2

Dictature : tous les Camerounais même du RDPC sont en danger

Paul Biya Marche Camerounweb Voici pourquoi il faut s'engager

Fri, 5 Aug 2022 Source: www.camerounweb.com

Sébastien Eloundou le Bozayeur Eton, a dans une tribune, paraphrasant un texte de Martin Niemöller démontré les raisons pour lesquelles les Camerounais devraient s’engager contre la dictature de Paul Biya.



TRIBUNE : LA RAISON POUR LAQUELLE JE NE PEUX PAS ME TAIRE FACE AUX INJUSTICES AU CAMEROUN

Quand ils sont venus attraper Kamto et les mrcistes, je n'ai rien dit car je n'étais pas du MRC.

Quand ils ont arrêté et torturé des marcheurs pacifistes je n'ai rien dit car je n'étais pas parmi les marcheurs.
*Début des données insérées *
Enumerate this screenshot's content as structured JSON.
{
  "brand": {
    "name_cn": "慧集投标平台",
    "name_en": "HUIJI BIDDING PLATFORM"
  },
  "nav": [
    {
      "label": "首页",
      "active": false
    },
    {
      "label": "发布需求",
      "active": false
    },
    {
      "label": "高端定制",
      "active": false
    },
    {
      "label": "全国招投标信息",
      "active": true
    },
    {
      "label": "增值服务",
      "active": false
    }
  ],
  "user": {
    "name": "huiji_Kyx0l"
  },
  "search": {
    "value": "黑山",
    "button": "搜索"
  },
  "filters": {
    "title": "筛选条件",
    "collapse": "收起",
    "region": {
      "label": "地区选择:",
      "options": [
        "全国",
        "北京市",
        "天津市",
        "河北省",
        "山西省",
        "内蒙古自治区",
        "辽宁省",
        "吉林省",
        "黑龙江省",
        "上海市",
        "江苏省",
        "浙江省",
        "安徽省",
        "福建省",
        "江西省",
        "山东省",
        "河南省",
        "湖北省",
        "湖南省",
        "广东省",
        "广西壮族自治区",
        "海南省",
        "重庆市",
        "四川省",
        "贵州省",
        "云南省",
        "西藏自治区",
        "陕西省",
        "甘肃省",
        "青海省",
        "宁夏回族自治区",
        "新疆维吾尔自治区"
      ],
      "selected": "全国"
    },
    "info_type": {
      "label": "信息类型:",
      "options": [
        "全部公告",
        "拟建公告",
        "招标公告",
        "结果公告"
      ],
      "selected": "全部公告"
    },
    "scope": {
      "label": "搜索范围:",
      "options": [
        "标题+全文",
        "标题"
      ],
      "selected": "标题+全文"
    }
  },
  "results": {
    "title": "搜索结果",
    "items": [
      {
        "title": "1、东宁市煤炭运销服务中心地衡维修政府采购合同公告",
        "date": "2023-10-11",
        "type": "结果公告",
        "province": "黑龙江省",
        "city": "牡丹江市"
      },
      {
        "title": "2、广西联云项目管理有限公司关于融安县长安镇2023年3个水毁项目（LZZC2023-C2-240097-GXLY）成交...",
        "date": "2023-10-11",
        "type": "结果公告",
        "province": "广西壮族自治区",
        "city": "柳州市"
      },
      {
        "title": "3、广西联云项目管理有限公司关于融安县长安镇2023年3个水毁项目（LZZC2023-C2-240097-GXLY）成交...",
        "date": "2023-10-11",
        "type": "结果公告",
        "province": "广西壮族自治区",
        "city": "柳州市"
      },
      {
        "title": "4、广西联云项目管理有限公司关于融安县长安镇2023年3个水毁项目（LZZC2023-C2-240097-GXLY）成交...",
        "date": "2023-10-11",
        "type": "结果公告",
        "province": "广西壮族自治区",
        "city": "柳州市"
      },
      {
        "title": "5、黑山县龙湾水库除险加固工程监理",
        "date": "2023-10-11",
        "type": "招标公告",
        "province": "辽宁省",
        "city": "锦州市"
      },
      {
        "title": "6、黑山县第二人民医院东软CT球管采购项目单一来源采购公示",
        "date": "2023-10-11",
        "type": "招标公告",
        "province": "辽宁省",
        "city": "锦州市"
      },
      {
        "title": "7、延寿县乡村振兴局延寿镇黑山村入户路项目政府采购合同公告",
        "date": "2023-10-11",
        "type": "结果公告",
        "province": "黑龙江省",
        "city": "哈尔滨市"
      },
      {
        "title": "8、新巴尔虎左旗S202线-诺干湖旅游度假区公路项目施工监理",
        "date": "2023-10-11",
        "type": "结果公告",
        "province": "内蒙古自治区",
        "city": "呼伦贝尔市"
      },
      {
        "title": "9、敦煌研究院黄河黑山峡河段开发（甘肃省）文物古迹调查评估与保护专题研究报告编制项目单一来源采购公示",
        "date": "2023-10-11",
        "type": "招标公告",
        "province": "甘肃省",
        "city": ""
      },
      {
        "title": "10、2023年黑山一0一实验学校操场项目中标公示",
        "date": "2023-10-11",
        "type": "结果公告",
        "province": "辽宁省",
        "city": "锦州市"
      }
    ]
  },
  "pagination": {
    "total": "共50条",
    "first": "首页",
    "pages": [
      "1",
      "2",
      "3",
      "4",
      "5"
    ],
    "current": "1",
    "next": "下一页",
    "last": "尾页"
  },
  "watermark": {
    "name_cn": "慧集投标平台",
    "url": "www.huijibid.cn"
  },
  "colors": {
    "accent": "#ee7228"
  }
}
Quand ils ont arrêté des Nordistes et les ont exécuté, femmes et enfants, les traitant de boko haram je n'ai rien dit car je n'étais pas Nordiste.

Quand ils ont commencé à assassiner les anglophones, je n'ai rien dit car je n'étais pas anglophone.

Quand ils ont arrêté et torturé Sébastien Ebala, je n'ai rien dit car je ne soutenais pas Sébastien Ebala et je trouvais d'ailleurs son discours trop intégriste.

Quand ils ont arrêté Bibou Nissack et Alain Fogue et les ont condamnés injustement, je n'ai rien dit car je ne me sentais pas concerné.

Quand ils ont commencé à sortir le discours tribal et haineux envers les Bamileke, je n'ai rien dit car je n'étais pas Bamileke.

Quand ils ont giflé le Dr Fridolin Nke et l'ont soustrait de ses cours à l'université, je n'ai rien dit car je trouvais même d'ailleurs que ce Dr en faisait un peu trop.

Quand ils ont arrosé et tabassé les enseignants, je n'ai rien dit car je n'étais pas enseignant.

Quand ils ont arrosé les bendskineurs, je n'ai rien dit car je n'étais pas bendskineurs.

Quand ils ont même molesté les aveugles, je n'ai rien dit car je ne suis ni aveugle, ni handicapé.

Quand ils ont cassé les maisons des Sawas, je n'ai rien dit car je n'étais pas Sawas.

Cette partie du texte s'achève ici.